According to a recent survey from the American Society of Clinical Oncologists, almost a quarter of the 500 members surveyed indicated prolonged sequester cuts would force them to shut their doors.

Twenty-two percent of survey respondents said they had already closed satellite clinics. In addition, 50 percent of respondents said they had already begun to send Medicare patients to hospitals for chemotherapy, and nearly three quarters (74 percent) of respondents said they were having difficulty paying for chemotherapy drugs.

The survey was conducted from April 23 to May 1, less than a month after the sequester cuts took effect April 1.

Monitoring the impact

So far, most Dayton-area practices have continued to provide drug therapies for their Medicare patients despite the sequester cuts, said Robert Baird, chief executive of the Dayton Physicians Network, the largest oncology group in the area with 37 doctors and 15 locations stretching from Cincinnati to Troy.

“The way we’re handling it in our network right now is every month we’re monitoring the impact on certain medications, the ones that are underwater,” he said, referring to those cancer drugs for which the Medicare reimbursement is below cost.

“In some instances, we’ve been successful in finding (charitable) foundation support and other outside support to help with costs.
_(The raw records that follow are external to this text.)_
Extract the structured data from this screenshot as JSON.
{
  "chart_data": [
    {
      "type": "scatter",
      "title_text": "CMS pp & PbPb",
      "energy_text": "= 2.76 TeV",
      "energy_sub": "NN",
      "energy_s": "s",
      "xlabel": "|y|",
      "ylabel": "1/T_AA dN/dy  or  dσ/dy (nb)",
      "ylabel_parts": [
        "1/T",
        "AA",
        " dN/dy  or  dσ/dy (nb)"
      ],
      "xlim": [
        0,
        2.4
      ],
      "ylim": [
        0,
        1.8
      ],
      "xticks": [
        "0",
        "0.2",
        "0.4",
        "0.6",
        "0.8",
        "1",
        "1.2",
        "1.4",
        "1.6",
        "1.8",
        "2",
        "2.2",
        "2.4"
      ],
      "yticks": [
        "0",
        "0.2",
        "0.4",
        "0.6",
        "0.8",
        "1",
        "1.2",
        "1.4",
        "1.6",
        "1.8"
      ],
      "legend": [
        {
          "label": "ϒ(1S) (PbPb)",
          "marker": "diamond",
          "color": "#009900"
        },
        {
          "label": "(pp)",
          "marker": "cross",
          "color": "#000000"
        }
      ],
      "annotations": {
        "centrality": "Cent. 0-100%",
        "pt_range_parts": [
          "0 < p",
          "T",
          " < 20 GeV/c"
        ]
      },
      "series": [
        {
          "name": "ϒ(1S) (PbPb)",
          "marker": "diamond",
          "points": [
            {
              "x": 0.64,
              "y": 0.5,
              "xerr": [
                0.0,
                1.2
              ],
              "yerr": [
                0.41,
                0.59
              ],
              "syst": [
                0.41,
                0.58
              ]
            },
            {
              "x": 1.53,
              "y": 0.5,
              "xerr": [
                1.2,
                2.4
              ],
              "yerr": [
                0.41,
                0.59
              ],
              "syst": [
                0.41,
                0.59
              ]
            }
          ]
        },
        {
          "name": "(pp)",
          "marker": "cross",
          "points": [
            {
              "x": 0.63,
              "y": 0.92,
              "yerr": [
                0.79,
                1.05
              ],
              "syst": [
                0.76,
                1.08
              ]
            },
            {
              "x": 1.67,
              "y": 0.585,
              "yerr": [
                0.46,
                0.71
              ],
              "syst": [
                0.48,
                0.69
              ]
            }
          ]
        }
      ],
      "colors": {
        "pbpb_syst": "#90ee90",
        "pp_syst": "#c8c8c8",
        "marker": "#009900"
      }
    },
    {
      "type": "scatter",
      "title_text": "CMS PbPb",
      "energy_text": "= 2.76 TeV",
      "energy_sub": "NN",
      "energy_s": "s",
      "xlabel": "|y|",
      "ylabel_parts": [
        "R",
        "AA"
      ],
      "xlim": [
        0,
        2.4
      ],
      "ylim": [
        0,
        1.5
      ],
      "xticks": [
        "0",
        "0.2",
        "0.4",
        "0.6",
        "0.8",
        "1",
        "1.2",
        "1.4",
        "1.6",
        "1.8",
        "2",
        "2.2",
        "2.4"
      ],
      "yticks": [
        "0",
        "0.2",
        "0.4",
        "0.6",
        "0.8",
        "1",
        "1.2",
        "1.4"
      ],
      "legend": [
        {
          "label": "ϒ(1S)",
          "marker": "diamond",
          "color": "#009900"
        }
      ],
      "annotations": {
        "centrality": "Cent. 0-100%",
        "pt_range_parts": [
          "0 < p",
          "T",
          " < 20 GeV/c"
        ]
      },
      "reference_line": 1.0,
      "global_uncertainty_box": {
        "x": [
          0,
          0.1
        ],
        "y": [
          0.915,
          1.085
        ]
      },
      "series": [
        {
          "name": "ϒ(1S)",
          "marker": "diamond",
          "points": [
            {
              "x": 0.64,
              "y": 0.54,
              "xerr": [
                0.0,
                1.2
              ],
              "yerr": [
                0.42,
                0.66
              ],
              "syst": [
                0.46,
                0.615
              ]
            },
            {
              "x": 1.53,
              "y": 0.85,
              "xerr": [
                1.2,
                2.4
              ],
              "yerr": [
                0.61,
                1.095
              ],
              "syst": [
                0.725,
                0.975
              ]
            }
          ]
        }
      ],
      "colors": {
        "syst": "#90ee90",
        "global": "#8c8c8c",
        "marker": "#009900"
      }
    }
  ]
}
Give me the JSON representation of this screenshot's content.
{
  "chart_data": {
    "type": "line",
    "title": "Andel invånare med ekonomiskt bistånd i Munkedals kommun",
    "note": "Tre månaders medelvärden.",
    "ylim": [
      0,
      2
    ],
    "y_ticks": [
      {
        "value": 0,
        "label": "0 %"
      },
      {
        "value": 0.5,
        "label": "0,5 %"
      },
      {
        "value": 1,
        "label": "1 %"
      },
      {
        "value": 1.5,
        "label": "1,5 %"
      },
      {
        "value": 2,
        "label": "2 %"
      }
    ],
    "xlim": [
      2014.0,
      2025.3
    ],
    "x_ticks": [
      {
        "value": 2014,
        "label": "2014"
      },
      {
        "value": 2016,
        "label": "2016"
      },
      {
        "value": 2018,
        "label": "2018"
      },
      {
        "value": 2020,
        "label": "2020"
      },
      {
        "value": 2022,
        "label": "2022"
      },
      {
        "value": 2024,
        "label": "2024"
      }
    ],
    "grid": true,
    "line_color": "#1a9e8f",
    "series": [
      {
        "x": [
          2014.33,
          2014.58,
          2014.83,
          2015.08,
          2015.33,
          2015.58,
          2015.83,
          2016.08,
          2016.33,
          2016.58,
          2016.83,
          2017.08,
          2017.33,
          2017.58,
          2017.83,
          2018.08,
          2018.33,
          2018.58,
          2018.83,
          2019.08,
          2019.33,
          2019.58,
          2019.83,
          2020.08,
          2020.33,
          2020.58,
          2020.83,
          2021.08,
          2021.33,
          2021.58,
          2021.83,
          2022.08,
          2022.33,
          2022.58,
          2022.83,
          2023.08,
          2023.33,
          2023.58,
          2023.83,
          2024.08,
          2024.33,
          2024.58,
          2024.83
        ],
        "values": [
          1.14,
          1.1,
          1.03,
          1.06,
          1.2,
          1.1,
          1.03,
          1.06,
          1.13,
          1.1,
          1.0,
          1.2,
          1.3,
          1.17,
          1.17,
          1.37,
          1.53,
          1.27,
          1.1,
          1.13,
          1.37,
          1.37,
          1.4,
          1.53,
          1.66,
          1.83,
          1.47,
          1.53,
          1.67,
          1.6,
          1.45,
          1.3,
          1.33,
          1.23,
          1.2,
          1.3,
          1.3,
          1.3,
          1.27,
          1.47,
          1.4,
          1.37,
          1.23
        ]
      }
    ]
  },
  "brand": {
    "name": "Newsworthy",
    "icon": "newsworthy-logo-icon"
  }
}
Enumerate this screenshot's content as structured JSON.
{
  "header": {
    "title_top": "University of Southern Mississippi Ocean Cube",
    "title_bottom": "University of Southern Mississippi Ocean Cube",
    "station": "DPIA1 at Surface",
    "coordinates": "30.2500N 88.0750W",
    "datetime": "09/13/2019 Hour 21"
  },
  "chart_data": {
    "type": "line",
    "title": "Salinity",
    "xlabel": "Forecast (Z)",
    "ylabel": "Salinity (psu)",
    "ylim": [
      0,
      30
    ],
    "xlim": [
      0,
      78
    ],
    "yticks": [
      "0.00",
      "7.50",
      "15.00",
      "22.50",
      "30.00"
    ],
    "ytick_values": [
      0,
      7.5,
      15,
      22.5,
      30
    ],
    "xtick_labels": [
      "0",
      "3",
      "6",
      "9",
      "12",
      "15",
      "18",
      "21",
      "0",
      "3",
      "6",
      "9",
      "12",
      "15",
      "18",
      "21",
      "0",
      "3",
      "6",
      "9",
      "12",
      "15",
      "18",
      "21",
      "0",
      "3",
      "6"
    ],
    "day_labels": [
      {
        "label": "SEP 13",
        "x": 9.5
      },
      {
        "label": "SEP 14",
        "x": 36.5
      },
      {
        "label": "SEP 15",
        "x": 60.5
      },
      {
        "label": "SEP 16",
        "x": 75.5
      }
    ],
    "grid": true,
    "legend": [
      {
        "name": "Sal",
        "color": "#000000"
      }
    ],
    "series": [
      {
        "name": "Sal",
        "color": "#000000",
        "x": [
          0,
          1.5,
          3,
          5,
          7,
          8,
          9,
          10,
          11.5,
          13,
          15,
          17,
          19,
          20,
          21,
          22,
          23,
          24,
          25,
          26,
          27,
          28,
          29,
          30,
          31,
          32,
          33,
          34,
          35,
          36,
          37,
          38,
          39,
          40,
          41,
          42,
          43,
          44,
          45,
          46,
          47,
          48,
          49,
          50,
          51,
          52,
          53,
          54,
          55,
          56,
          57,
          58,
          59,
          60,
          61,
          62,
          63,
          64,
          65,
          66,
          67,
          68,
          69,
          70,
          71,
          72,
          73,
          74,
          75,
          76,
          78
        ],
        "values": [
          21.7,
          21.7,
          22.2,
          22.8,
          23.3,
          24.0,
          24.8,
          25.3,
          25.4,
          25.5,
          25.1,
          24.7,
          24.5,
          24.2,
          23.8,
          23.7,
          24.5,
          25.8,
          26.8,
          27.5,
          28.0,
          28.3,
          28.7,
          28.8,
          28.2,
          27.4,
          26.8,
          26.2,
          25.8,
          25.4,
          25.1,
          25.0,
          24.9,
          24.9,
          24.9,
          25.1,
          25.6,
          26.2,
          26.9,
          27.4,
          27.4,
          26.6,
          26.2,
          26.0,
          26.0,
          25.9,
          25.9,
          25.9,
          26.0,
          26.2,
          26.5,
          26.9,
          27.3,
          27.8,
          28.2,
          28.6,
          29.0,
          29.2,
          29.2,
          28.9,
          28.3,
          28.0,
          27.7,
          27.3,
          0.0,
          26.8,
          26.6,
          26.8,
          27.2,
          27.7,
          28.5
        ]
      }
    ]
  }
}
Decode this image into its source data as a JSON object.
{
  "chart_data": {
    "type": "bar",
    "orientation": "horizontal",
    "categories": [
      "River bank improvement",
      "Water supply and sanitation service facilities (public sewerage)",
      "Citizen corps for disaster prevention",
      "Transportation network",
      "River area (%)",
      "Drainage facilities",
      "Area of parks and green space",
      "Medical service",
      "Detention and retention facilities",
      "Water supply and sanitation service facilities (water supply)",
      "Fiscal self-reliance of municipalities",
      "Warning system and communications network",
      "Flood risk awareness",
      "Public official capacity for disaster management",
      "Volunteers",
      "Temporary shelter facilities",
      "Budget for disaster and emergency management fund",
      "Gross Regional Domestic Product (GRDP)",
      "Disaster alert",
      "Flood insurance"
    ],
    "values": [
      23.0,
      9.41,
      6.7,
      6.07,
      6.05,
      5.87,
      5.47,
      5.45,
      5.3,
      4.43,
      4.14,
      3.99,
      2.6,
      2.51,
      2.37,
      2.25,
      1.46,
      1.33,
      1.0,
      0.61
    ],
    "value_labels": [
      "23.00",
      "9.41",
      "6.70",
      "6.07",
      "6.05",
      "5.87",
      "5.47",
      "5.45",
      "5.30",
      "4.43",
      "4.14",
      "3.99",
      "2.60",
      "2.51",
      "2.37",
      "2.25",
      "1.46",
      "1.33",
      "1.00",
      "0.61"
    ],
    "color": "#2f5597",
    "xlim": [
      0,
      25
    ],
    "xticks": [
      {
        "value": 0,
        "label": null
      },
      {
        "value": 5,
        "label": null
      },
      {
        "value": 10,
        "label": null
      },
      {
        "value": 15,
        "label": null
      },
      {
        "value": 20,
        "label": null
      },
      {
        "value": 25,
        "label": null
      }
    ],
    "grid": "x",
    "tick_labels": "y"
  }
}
And we’ve delayed a lot of the non-essential capital expenses and delayed hiring or replacing staff.”

Such cost-cutting measures are unsustainable in the long run, Baird said.

“We either have to absorb those increased costs for medications … or we can send them (cancer patients) to an alternative site for treatment like a hospital,” he said.

While referring patients to hospitals may help in the near term, it probably won’t be a viable long-term solution, Baird said.

“If we were to send even a third of our patients and transfer their care to a hospital setting, they couldn’t handle it,” he said. “They don’t have the staff; they don’t have the space.”

Mark Shaker, senior vice president at Premier Health Partners, agreed.

“If they closed Greater Dayton Cancer Center that would be a strain on our community, for sure,” said Shaker, who keeps close tabs on the hospital network’s outpatient infusion centers. “I don’t have capacity for that many patients. But we haven’t seen a huge influx yet, and I don’t think that’s imminent.”